July 27th, 2017

By Jeff Stone
The Wall Street Journal

Private sector heavyweights are uniting as part of an effort to help small- and medium-sized enterprises increase their awareness about digital threats and mitigate cyber risks.

The Cyber Readiness Institute, launched Wednesday, is a nonprofit organization that aims to help SMEs navigate the world of cybersecurity by connecting executives with top U.S. business leaders and third-party organizations. The organization’s co-chairs include Satya Nadella, chief executive of Microsoft Corp., Ajay Banga, president and chief executive of Mastercard Inc., Samuel Palmisano, former chief executive at International Business Machines Corp., and Penny Pritzker, former U.S. secretary of commerce.

“How do we take the resources and lessons of large companies and help small and medium enterprises use that for their own cyber risk management and for their employees?” asked Kiersten Todt, managing director for the Institute. “The objective here now is to create a membership of senior leaders across the globe to put that together.”

Ms. Todt and Mr. Palmisano served as the executive director and the vice chairman, respectively, of the Obama administration’s Commission on Enhancing National Cybersecurity. The commission made as number of recommendations to the federal government that were later included in the Trump administration’s executive order on cybersecurity.

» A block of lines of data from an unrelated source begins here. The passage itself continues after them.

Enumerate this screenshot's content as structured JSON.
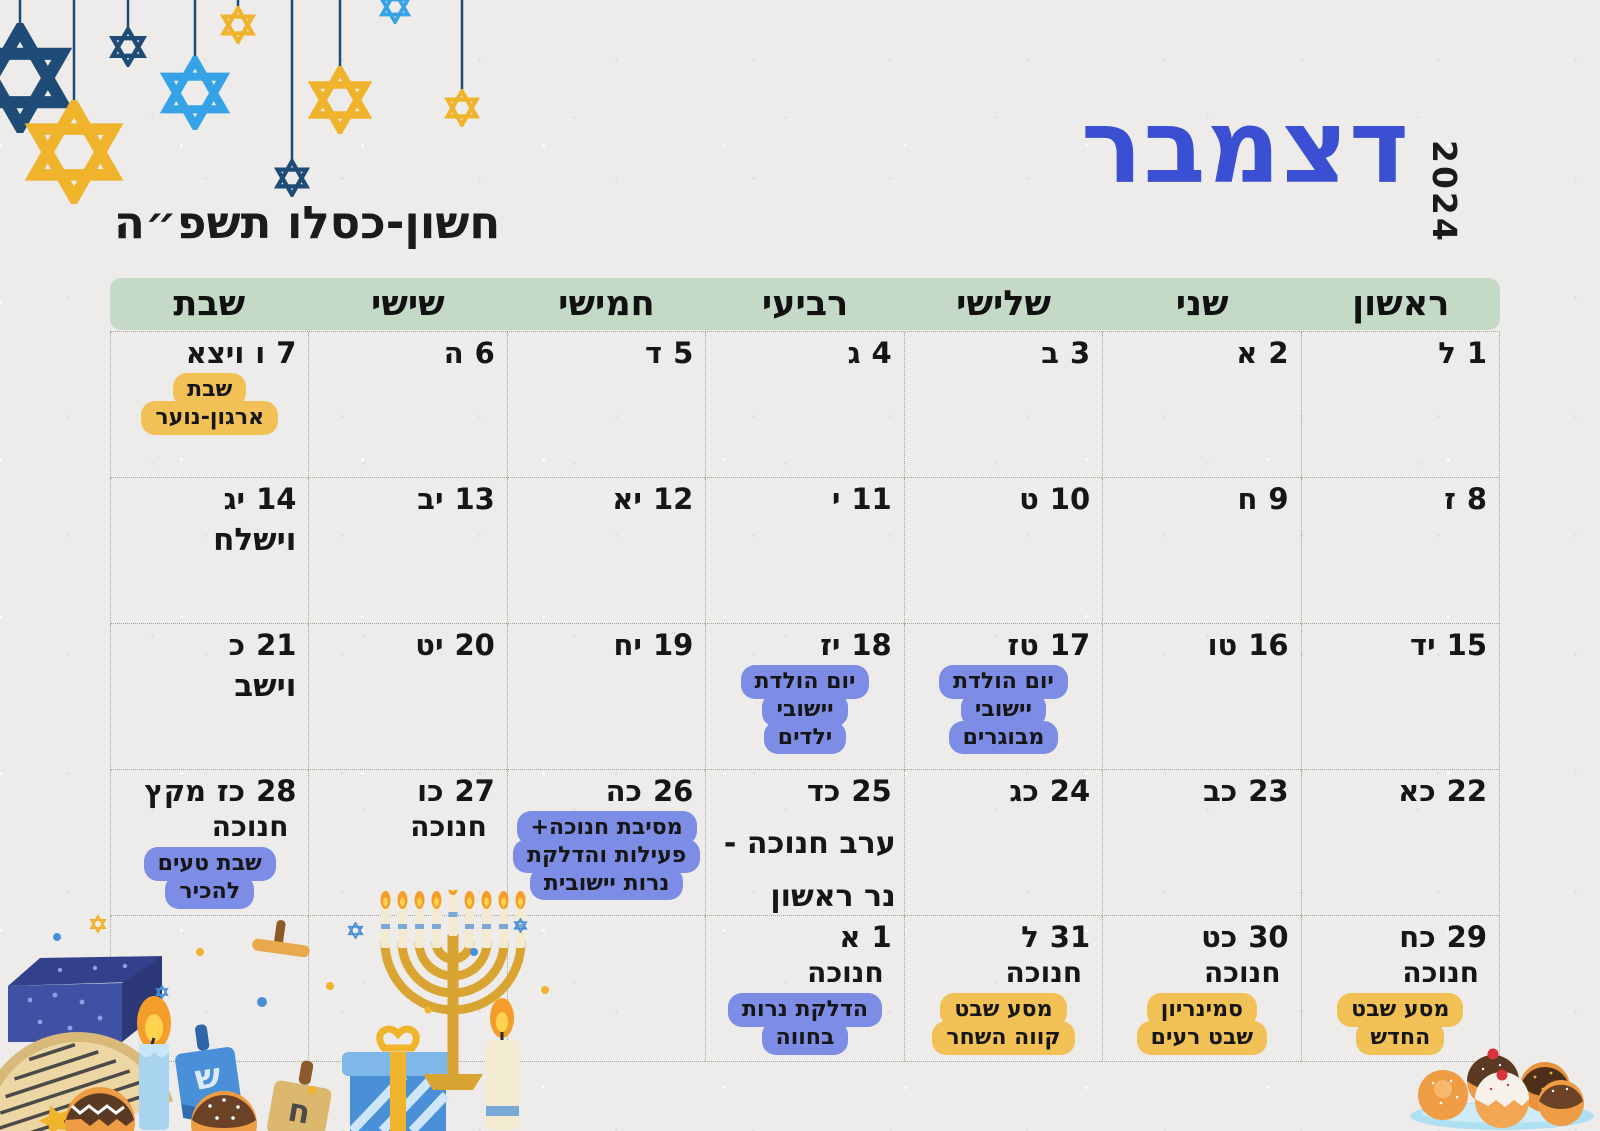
{
  "header": {
    "month_title": "דצמבר",
    "year": "2024",
    "hebrew_date_range": "חשון-כסלו תשפ״ה"
  },
  "colors": {
    "title_blue": "#3a4fd1",
    "weekday_band_green": "#c5d9c7",
    "badge_yellow": "#f2c155",
    "badge_blue": "#7d8de5",
    "paper": "#edecea"
  },
  "weekday_headers": [
    "ראשון",
    "שני",
    "שלישי",
    "רביעי",
    "חמישי",
    "שישי",
    "שבת"
  ],
  "weeks": [
    [
      {
        "num": "1",
        "heb": "ל"
      },
      {
        "num": "2",
        "heb": "א"
      },
      {
        "num": "3",
        "heb": "ב"
      },
      {
        "num": "4",
        "heb": "ג"
      },
      {
        "num": "5",
        "heb": "ד"
      },
      {
        "num": "6",
        "heb": "ה"
      },
      {
        "num": "7",
        "heb": "ו",
        "parsha": "ויצא",
        "events": [
          {
            "type": "badge_yellow",
            "lines": [
              "שבת",
              "ארגון-נוער"
            ]
          }
        ]
      }
    ],
    [
      {
        "num": "8",
        "heb": "ז"
      },
      {
        "num": "9",
        "heb": "ח"
      },
      {
        "num": "10",
        "heb": "ט"
      },
      {
        "num": "11",
        "heb": "י"
      },
      {
        "num": "12",
        "heb": "יא"
      },
      {
        "num": "13",
        "heb": "יב"
      },
      {
        "num": "14",
        "heb": "יג",
        "events": [
          {
            "type": "parsha",
            "lines": [
              "וישלח"
            ]
          }
        ]
      }
    ],
    [
      {
        "num": "15",
        "heb": "יד"
      },
      {
        "num": "16",
        "heb": "טו"
      },
      {
        "num": "17",
        "heb": "טז",
        "events": [
          {
            "type": "badge_blue",
            "lines": [
              "יום הולדת",
              "יישובי",
              "מבוגרים"
            ]
          }
        ]
      },
      {
        "num": "18",
        "heb": "יז",
        "events": [
          {
            "type": "badge_blue",
            "lines": [
              "יום הולדת",
              "יישובי",
              "ילדים"
            ]
          }
        ]
      },
      {
        "num": "19",
        "heb": "יח"
      },
      {
        "num": "20",
        "heb": "יט"
      },
      {
        "num": "21",
        "heb": "כ",
        "events": [
          {
            "type": "parsha",
            "lines": [
              "וישב"
            ]
          }
        ]
      }
    ],
    [
      {
        "num": "22",
        "heb": "כא"
      },
      {
        "num": "23",
        "heb": "כב"
      },
      {
        "num": "24",
        "heb": "כג"
      },
      {
        "num": "25",
        "heb": "כד",
        "events": [
          {
            "type": "big",
            "lines": [
              "ערב חנוכה -",
              "נר ראשון"
            ]
          }
        ]
      },
      {
        "num": "26",
        "heb": "כה",
        "events": [
          {
            "type": "badge_blue",
            "lines": [
              "מסיבת חנוכה+",
              "פעילות והדלקת",
              "נרות יישובית"
            ]
          }
        ]
      },
      {
        "num": "27",
        "heb": "כו",
        "events": [
          {
            "type": "holiday",
            "lines": [
              "חנוכה"
            ]
          }
        ]
      },
      {
        "num": "28",
        "heb": "כז",
        "parsha": "מקץ",
        "events": [
          {
            "type": "holiday",
            "lines": [
              "חנוכה"
            ]
          },
          {
            "type": "badge_blue",
            "lines": [
              "שבת טעים",
              "להכיר"
            ]
          }
        ]
      }
    ],
    [
      {
        "num": "29",
        "heb": "כח",
        "events": [
          {
            "type": "holiday",
            "lines": [
              "חנוכה"
            ]
          },
          {
            "type": "badge_yellow",
            "lines": [
              "מסע שבט",
              "החדש"
            ]
          }
        ]
      },
      {
        "num": "30",
        "heb": "כט",
        "events": [
          {
            "type": "holiday",
            "lines": [
              "חנוכה"
            ]
          },
          {
            "type": "badge_yellow",
            "lines": [
              "סמינריון",
              "שבט רעים"
            ]
          }
        ]
      },
      {
        "num": "31",
        "heb": "ל",
        "events": [
          {
            "type": "holiday",
            "lines": [
              "חנוכה"
            ]
          },
          {
            "type": "badge_yellow",
            "lines": [
              "מסע שבט",
              "קווה השחר"
            ]
          }
        ]
      },
      {
        "num": "1",
        "heb": "א",
        "events": [
          {
            "type": "holiday",
            "lines": [
              "חנוכה"
            ]
          },
          {
            "type": "badge_blue",
            "lines": [
              "הדלקת נרות",
              "בחווה"
            ]
          }
        ]
      },
      null,
      null,
      null
    ]
  ],
  "decorations": [
    "hanging-star-of-david-ornaments",
    "hanukkah-clipart-menorah-dreidels-gifts-candles-donuts",
    "sufganiyot-donut-plate"
  ]
}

Assigning cybersecurity responsibility to cabinet officials, an initiative to fight botnets, a workforce initiative and the plan to use the U.S. National Institute of Science and Technology’s cybersecurity best practices across the government were all among the recommendations adopted in the executive order. Mr. Palmisano said the Institute will continue to raise awareness about many of the same issues.

“We need to quite honestly simplify best practices and the NIST framework for small business,” he said. “Part of the process in convening leadership is to converge their ideas and come up with an approach that applies to SMEs. Maybe that means helping them assess their vulnerabilities with a questionnaire, or a methodology that helps them see that their biggest exposure is their firewall, or a lack of password security.”

After a series of leadership meetings–the first being tentatively scheduled for October on third-party risks–the Institute aims to create an online curriculum where interested executives can educate themselves.